Sept. 26, 2012, 1:25 a.m.

New wireless technology developed by Stanford researchers could eliminate the need for batteries in implantable medical devices.

A team of researchers, led by assistant professor of electrical engineering Ada Poon, designed a new kind of medical device that functions on radio waves rather than a battery. This technology allows implantable devices to be driven by a small power source that can be worn on the outside of the body.

“Batteries suffer from two flaws that are fatal for many applications,” wrote John Ho, a graduate student who worked on the device, in an email to The Daily. “One, they are large – typically several centimeters in one dimension.
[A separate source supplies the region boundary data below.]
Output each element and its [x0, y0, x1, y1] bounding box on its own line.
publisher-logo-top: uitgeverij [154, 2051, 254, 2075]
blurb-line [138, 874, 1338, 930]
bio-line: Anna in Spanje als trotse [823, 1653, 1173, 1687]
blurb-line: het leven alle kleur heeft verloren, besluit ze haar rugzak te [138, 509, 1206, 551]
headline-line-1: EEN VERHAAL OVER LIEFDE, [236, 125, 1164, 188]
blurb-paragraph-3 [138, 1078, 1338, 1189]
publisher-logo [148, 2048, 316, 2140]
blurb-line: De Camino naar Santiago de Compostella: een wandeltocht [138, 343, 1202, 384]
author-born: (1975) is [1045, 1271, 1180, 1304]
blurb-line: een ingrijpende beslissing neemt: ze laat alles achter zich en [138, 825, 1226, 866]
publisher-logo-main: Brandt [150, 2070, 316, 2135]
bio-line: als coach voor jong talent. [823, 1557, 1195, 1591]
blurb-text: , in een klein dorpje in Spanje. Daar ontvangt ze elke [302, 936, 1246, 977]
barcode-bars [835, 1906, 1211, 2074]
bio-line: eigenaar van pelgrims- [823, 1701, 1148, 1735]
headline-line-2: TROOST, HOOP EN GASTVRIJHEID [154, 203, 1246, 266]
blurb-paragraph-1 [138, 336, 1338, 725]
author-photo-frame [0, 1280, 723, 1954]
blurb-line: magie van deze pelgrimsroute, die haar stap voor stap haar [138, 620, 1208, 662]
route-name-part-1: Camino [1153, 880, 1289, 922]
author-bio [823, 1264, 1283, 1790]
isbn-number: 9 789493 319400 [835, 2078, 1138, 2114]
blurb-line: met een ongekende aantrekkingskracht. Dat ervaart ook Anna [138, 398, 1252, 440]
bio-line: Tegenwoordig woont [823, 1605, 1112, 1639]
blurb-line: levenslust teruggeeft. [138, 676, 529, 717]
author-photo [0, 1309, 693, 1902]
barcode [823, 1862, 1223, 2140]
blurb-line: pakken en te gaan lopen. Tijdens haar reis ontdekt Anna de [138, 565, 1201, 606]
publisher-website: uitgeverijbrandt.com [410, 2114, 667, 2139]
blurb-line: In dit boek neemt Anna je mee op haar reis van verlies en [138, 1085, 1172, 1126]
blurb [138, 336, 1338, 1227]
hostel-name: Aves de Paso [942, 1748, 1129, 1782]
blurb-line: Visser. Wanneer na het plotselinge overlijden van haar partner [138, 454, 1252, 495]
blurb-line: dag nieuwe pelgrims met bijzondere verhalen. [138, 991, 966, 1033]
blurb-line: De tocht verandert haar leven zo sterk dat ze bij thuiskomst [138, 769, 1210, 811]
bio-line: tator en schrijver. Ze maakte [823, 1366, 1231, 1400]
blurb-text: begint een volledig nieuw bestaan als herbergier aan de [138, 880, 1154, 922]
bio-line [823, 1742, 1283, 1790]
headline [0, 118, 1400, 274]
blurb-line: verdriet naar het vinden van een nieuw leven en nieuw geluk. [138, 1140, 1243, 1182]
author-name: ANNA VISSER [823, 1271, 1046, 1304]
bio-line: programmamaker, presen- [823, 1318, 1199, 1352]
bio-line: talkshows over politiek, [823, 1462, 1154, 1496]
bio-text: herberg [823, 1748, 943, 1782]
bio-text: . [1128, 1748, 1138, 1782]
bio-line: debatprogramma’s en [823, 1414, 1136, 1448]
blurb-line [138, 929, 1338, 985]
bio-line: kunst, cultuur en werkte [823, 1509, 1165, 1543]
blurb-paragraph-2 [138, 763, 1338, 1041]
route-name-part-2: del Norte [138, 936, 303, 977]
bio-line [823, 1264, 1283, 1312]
Two, they must be periodically replaced, which requires surgery.”

While batteries are notoriously bulky, the device created by Poon’s team can be contained in a cube that measures 0.8 millimeters on each side, meaning it can fit on the head of a pin.

The team hopes that removing the battery could lead to the creation of medical devices, such as permanent pacemakers or swallowable endoscopes, which will let doctors get an inside view of intestinal tracts without any pain.

“We envision tiny devices that can relay vital information outside the body, move through the bloodstream or even perform local interventions,” Ho said.

Despite the potential for advancement that this device provides, however, researchers are still working to ensure that complications with human tissue heating do not arise as a result of the wireless technology, according to Sanghoek Kim, another doctoral candidate in Poon’s lab who assisted with the research.

Kim, whose role focused on power-transfer efficiency, said that human tissue can be a “lossy medium,” meaning that it’s important to ensure that the wireless power is transferred to the device properly instead of being lost in the body as heat.

The research team said stringent Institute of Electrical and Electronics Engineers regulations were met in order to ensure that the device does not overheat to the point where excessive damage occurs to the human body.

Other potential complications include the unpredictable nature of a wireless link, which could require a backup power source to be implemented for life-or-death devices, like pacemakers. The team is continuing to work on perfecting the device and finding solutions to problems such as this.

“Overall,” Kim said, “[this technology] will make patients more comfortable, and surgery more simple and less dangerous.”